An absolutely amazing scientific and engineering accomplishment if it can be pulled off successfully.

  1. NAND Gate NOT-AND gate is False only when both inputs are True, otherwise it is True.

It doesn't seem to have any practical use-cases but it is actually functionality complete which is a huge advantage for manufacturing. Functionality complete means that all logic operations can be performed.

  1. Pho Restaurant Names Pho restaurants with numbers usually denote the year the family immigrated from Vietnam during the war or to commemorate the formation of South Vietnam.

  2. Portmanteau A blend of words in which parts from individual words are formed to make the new word.

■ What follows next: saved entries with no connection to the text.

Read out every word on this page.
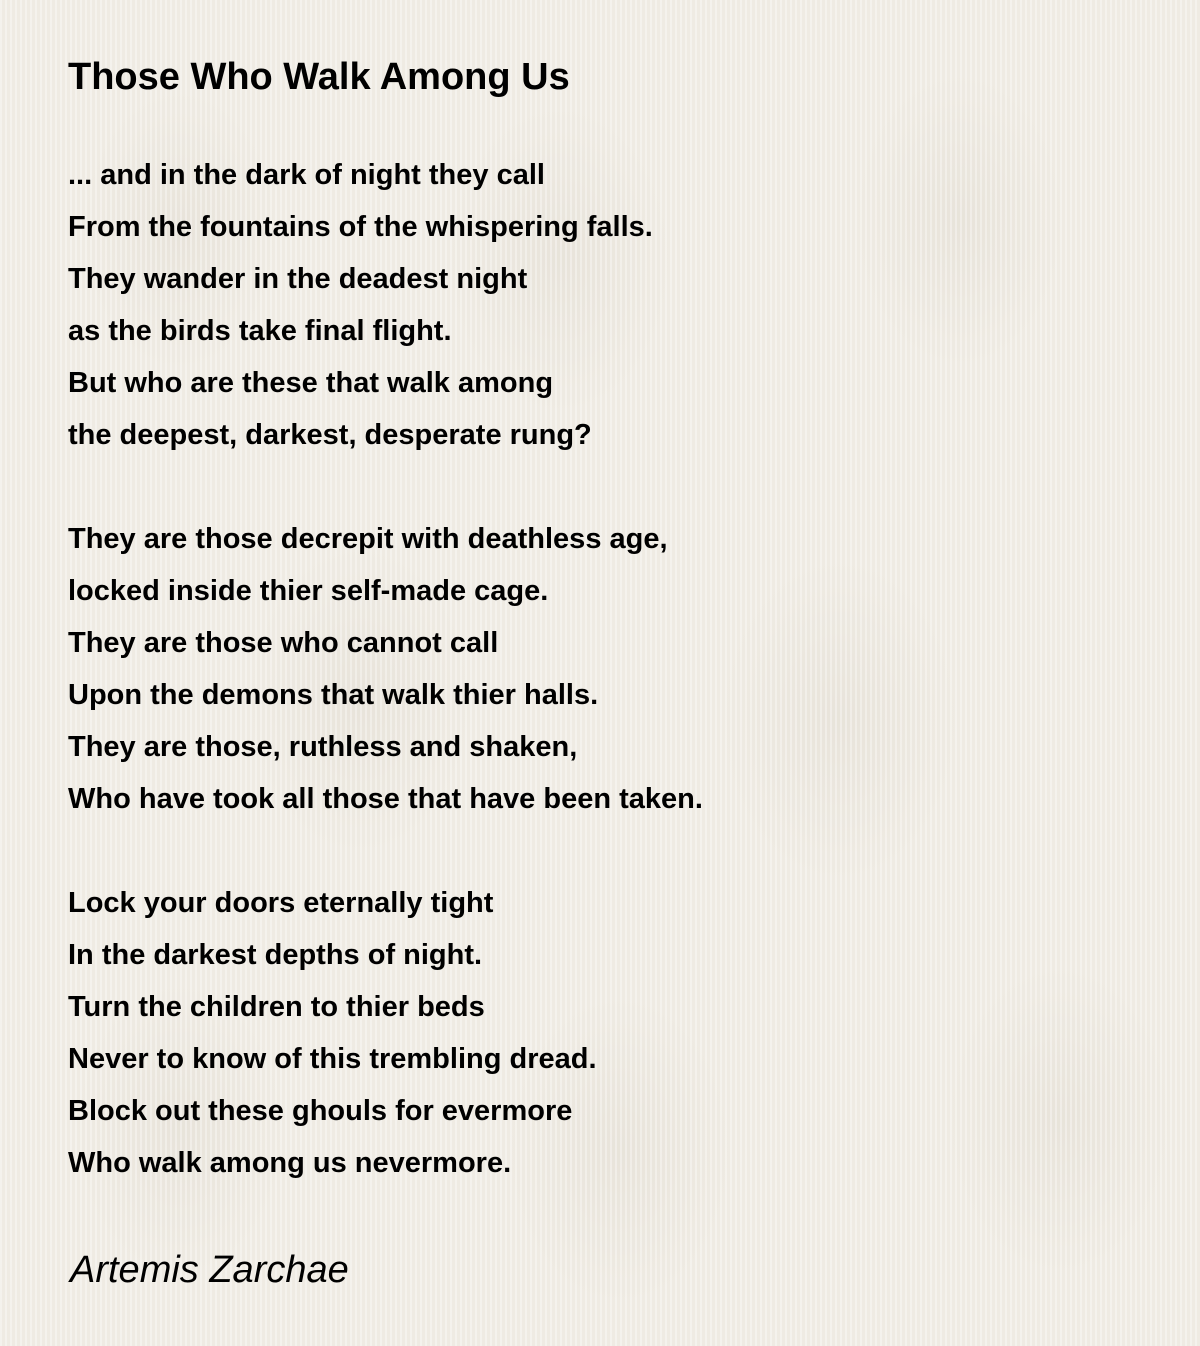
Those Who Walk Among Us
... and in the dark of night they call
From the fountains of the whispering falls.
They wander in the deadest night
as the birds take final flight.
But who are these that walk among
the deepest, darkest, desperate rung?
They are those decrepit with deathless age,
locked inside thier self-made cage.
They are those who cannot call
Upon the demons that walk thier halls.
They are those, ruthless and shaken,
Who have took all those that have been taken.
Lock your doors eternally tight
In the darkest depths of night.
Turn the children to thier beds
Never to know of this trembling dread.
Block out these ghouls for evermore
Who walk among us nevermore.
Artemis Zarchae
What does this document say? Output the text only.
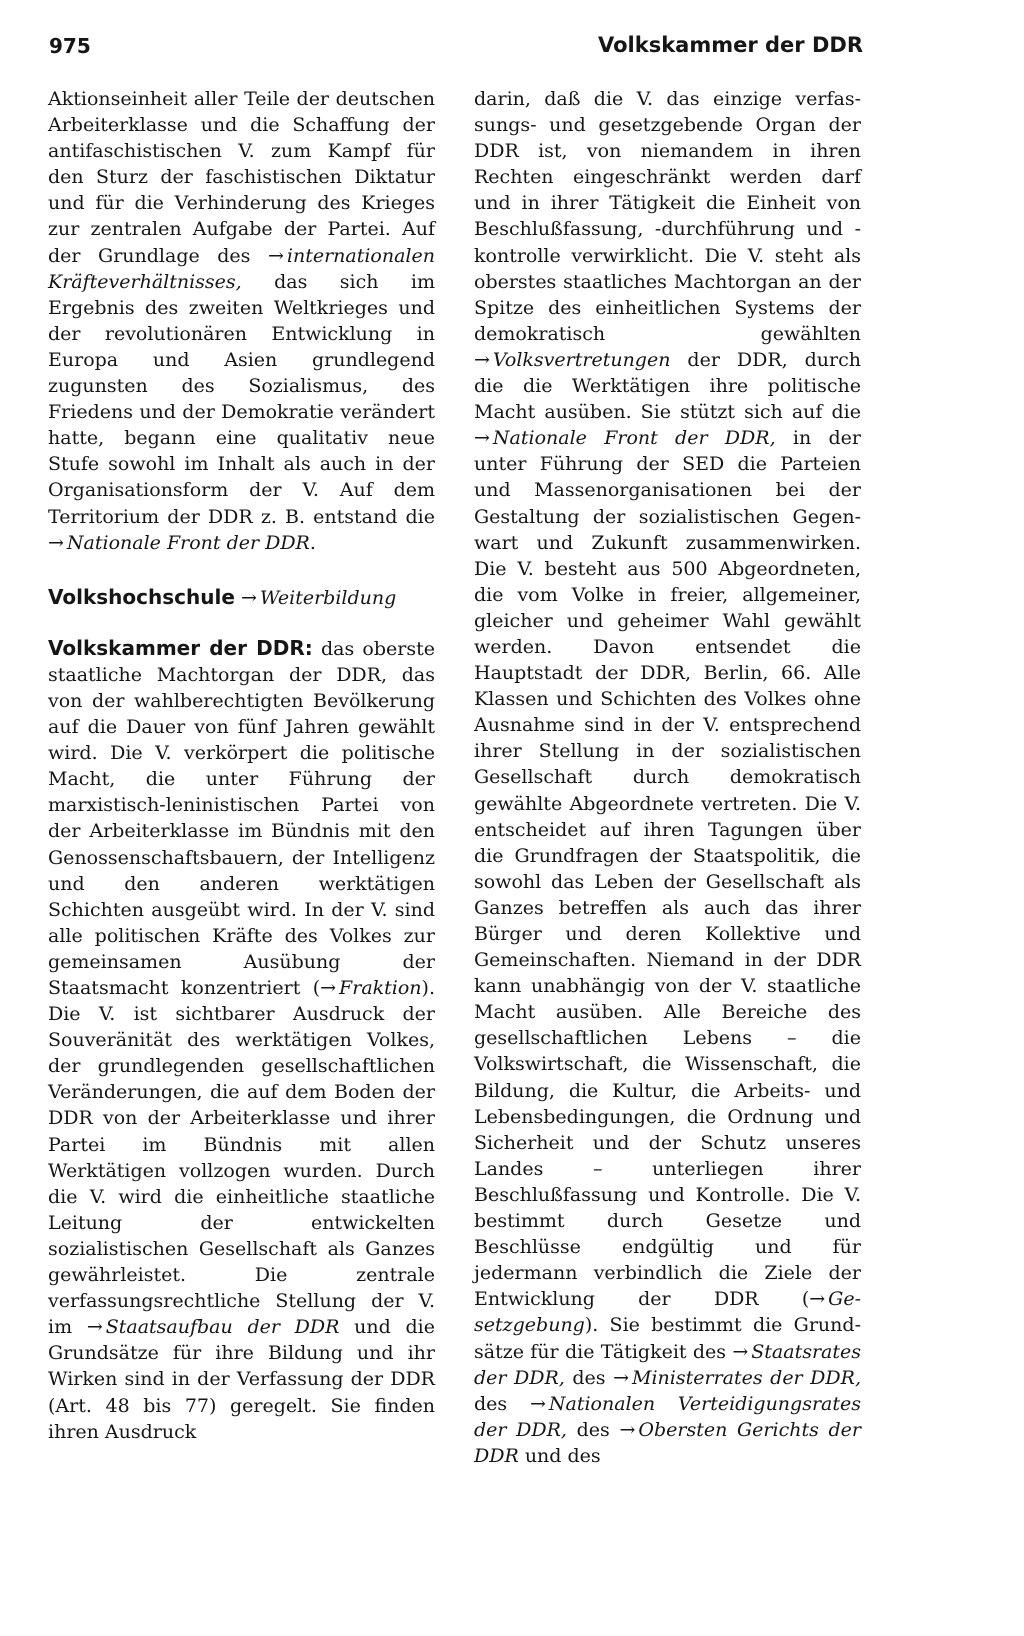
975	Volkskammer der DDR

Aktionseinheit aller Teile der deutschen Arbeiterklasse und die Schaffung der antifaschistischen V. zum Kampf für den Sturz der faschistischen Diktatur und für die Verhinderung des Krieges zur zentralen Aufgabe der Partei. Auf der Grundlage des → internationalen Kräfteverhältnisses, das sich im Ergebnis des zweiten Weltkrieges und der revolutionären Entwicklung in Europa und Asien grundlegend zugunsten des Sozialismus, des Friedens und der Demokratie verändert hatte, begann eine qualitativ neue Stufe sowohl im Inhalt als auch in der Organisationsform der V. Auf dem Territorium der DDR z. B. entstand die → Nationale Front der DDR.

Volkshochschule → Weiterbildung

Volkskammer der DDR: das oberste staatliche Machtorgan der DDR, das von der wahlberechtigten Bevölkerung auf die Dauer von fünf Jahren gewählt wird. Die V. verkörpert die politische Macht, die unter Führung der marxistisch-leninistischen Partei von der Arbeiterklasse im Bündnis mit den Genossenschaftsbauern, der Intelligenz und den anderen werktätigen Schichten ausgeübt wird. In der V. sind alle politischen Kräfte des Volkes zur gemeinsamen Ausübung der Staatsmacht konzentriert (→ Fraktion). Die V. ist sichtbarer Ausdruck der Souveränität des werktätigen Volkes, der grundlegenden gesellschaftlichen Veränderungen, die auf dem Boden der DDR von der Arbeiterklasse und ihrer Partei im Bündnis mit allen Werktätigen vollzogen wurden. Durch die V. wird die einheitliche staatliche Leitung der entwickelten sozialistischen Gesellschaft als Ganzes gewährleistet. Die zentrale verfassungsrechtliche Stellung der V. im → Staatsaufbau der DDR und die Grundsätze für ihre Bildung und ihr Wirken sind in der Verfassung der DDR (Art. 48 bis 77) geregelt. Sie finden ihren Ausdruck

darin, daß die V. das einzige verfassungs- und gesetzgebende Organ der DDR ist, von niemandem in ihren Rechten eingeschränkt werden darf und in ihrer Tätigkeit die Einheit von Beschlußfassung, -durchführung und -kontrolle verwirklicht. Die V. steht als oberstes staatliches Machtorgan an der Spitze des einheitlichen Systems der demokratisch gewählten → Volksvertretungen der DDR, durch die die Werktätigen ihre politische Macht ausüben. Sie stützt sich auf die → Nationale Front der DDR, in der unter Führung der SED die Parteien und Massenorganisationen bei der Gestaltung der sozialistischen Gegenwart und Zukunft zusammenwirken. Die V. besteht aus 500 Abgeordneten, die vom Volke in freier, allgemeiner, gleicher und geheimer Wahl gewählt werden. Davon entsendet die Hauptstadt der DDR, Berlin, 66. Alle Klassen und Schichten des Volkes ohne Ausnahme sind in der V. entsprechend ihrer Stellung in der sozialistischen Gesellschaft durch demokratisch gewählte Abgeordnete vertreten. Die V. entscheidet auf ihren Tagungen über die Grundfragen der Staatspolitik, die sowohl das Leben der Gesellschaft als Ganzes betreffen als auch das ihrer Bürger und deren Kollektive und Gemeinschaften. Niemand in der DDR kann unabhängig von der V. staatliche Macht ausüben. Alle Bereiche des gesellschaftlichen Lebens – die Volkswirtschaft, die Wissenschaft, die Bildung, die Kultur, die Arbeits- und Lebensbedingungen, die Ordnung und Sicherheit und der Schutz unseres Landes – unterliegen ihrer Beschlußfassung und Kontrolle. Die V. bestimmt durch Gesetze und Beschlüsse endgültig und für jedermann verbindlich die Ziele der Entwicklung der DDR (→ Gesetzgebung). Sie bestimmt die Grundsätze für die Tätigkeit des → Staatsrates der DDR, des → Ministerrates der DDR, des → Nationalen Verteidigungsrates der DDR, des → Obersten Gerichts der DDR und des
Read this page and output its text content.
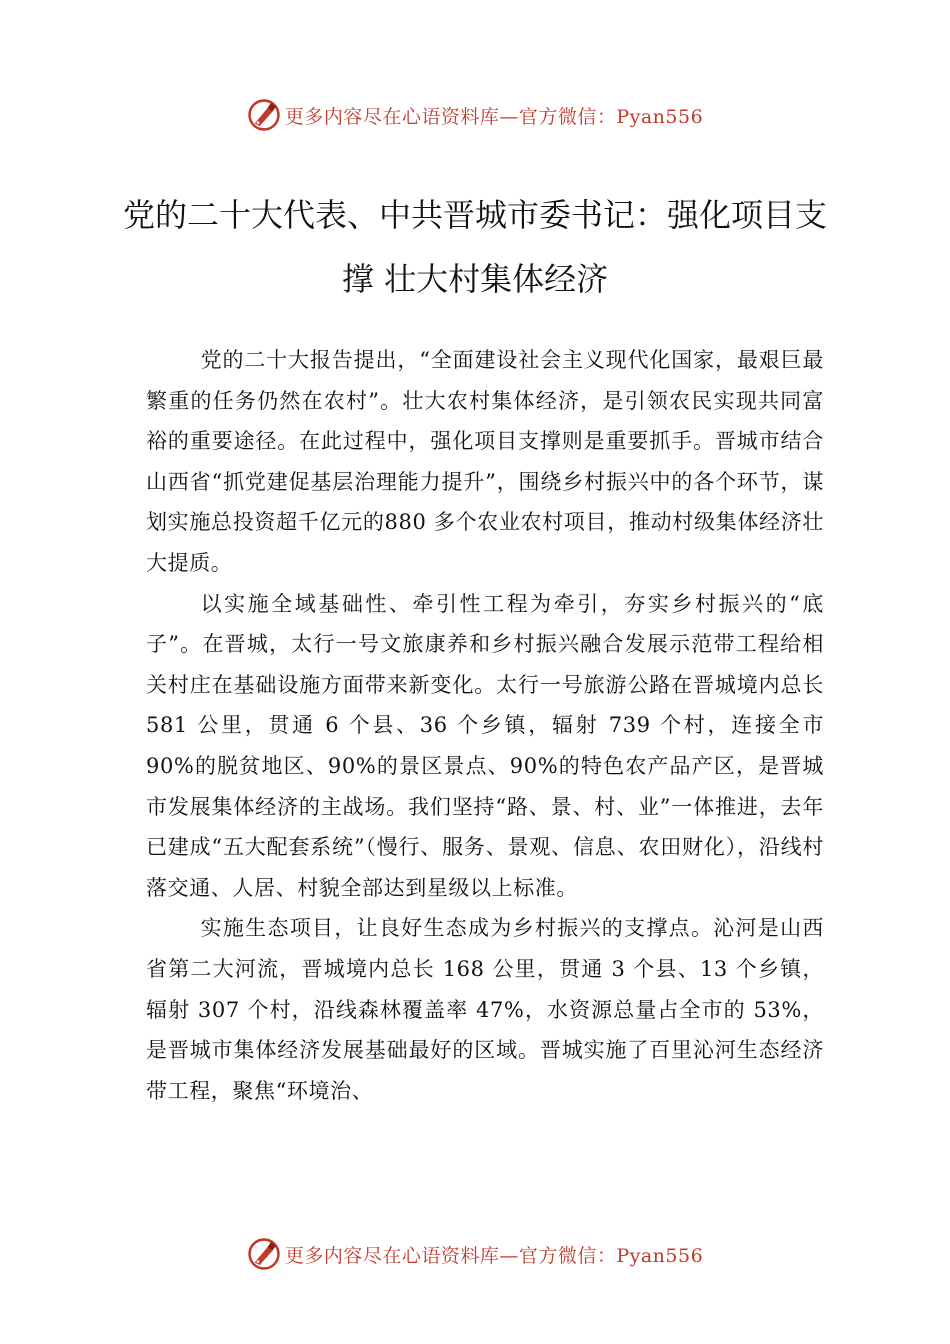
更多内容尽在心语资料库—官方微信：Pyan556
党的二十大代表、中共晋城市委书记：强化项目支撑 壮大村集体经济

党的二十大报告提出，“全面建设社会主义现代化国家，最艰巨最繁重的任务仍然在农村”。壮大农村集体经济，是引领农民实现共同富裕的重要途径。在此过程中，强化项目支撑则是重要抓手。晋城市结合山西省“抓党建促基层治理能力提升”，围绕乡村振兴中的各个环节，谋划实施总投资超千亿元的880 多个农业农村项目，推动村级集体经济壮大提质。

以实施全域基础性、牵引性工程为牵引，夯实乡村振兴的“底子”。在晋城，太行一号文旅康养和乡村振兴融合发展示范带工程给相关村庄在基础设施方面带来新变化。太行一号旅游公路在晋城境内总长 581 公里，贯通 6 个县、36 个乡镇，辐射 739 个村，连接全市 90%的脱贫地区、90%的景区景点、90%的特色农产品产区，是晋城市发展集体经济的主战场。我们坚持“路、景、村、业”一体推进，去年已建成“五大配套系统”（慢行、服务、景观、信息、农田财化），沿线村落交通、人居、村貌全部达到星级以上标准。

实施生态项目，让良好生态成为乡村振兴的支撑点。沁河是山西省第二大河流，晋城境内总长 168 公里，贯通 3 个县、13 个乡镇，辐射 307 个村，沿线森林覆盖率 47%，水资源总量占全市的 53%，是晋城市集体经济发展基础最好的区域。晋城实施了百里沁河生态经济带工程，聚焦“环境治、

更多内容尽在心语资料库—官方微信：Pyan556
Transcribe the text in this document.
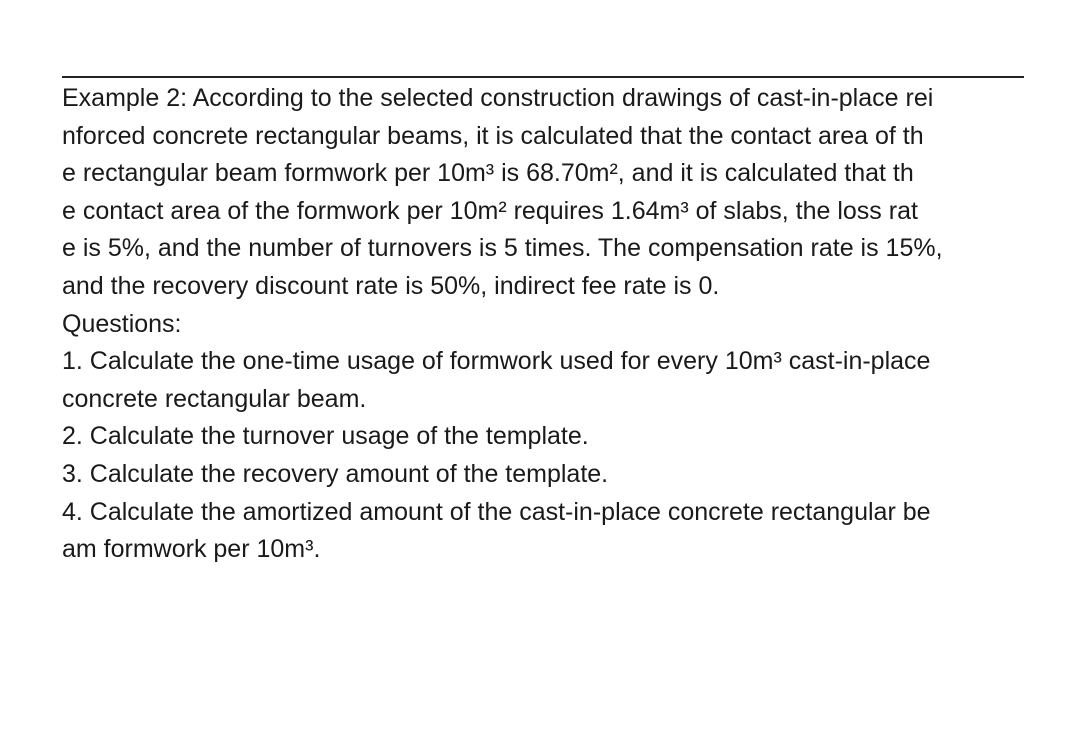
Example 2: According to the selected construction drawings of cast-in-place rei
nforced concrete rectangular beams, it is calculated that the contact area of th
e rectangular beam formwork per 10m³ is 68.70m², and it is calculated that th
e contact area of the formwork per 10m² requires 1.64m³ of slabs, the loss rat
e is 5%, and the number of turnovers is 5 times. The compensation rate is 15%,
and the recovery discount rate is 50%, indirect fee rate is 0.
Questions:
1. Calculate the one-time usage of formwork used for every 10m³ cast-in-place
concrete rectangular beam.
2. Calculate the turnover usage of the template.
3. Calculate the recovery amount of the template.
4. Calculate the amortized amount of the cast-in-place concrete rectangular be
am formwork per 10m³.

  • tobit = tobin + probit (the one that started this rabbit hole)
  • smog = smoke + fog
  • motel = motor + hotel
  • brunch = breakfast + lunch
  • Tanzania = Tanganyika + Zanzibar
  • Eurasia = Europe + Asia
  • liger = lion (m) + tiger (f)
  • tigon = tiger (m) + lion (f)
  • Microsoft = microcomputer + software
  • Amtrak = America + track
  • velcro = velours (French for velvet) + crochet (French for hook)
  • Verizon = veritas (Latin for truth) + horizon
  • spork = spoon + fork
  • refudiate = refute + repudiate (a mistake by Sarah Palin but later recognized as a word)

Similar to contraction but those are formed by words that would otherwise appear together in sequence. And similar to compound but those do not blend the words but just concatenates them.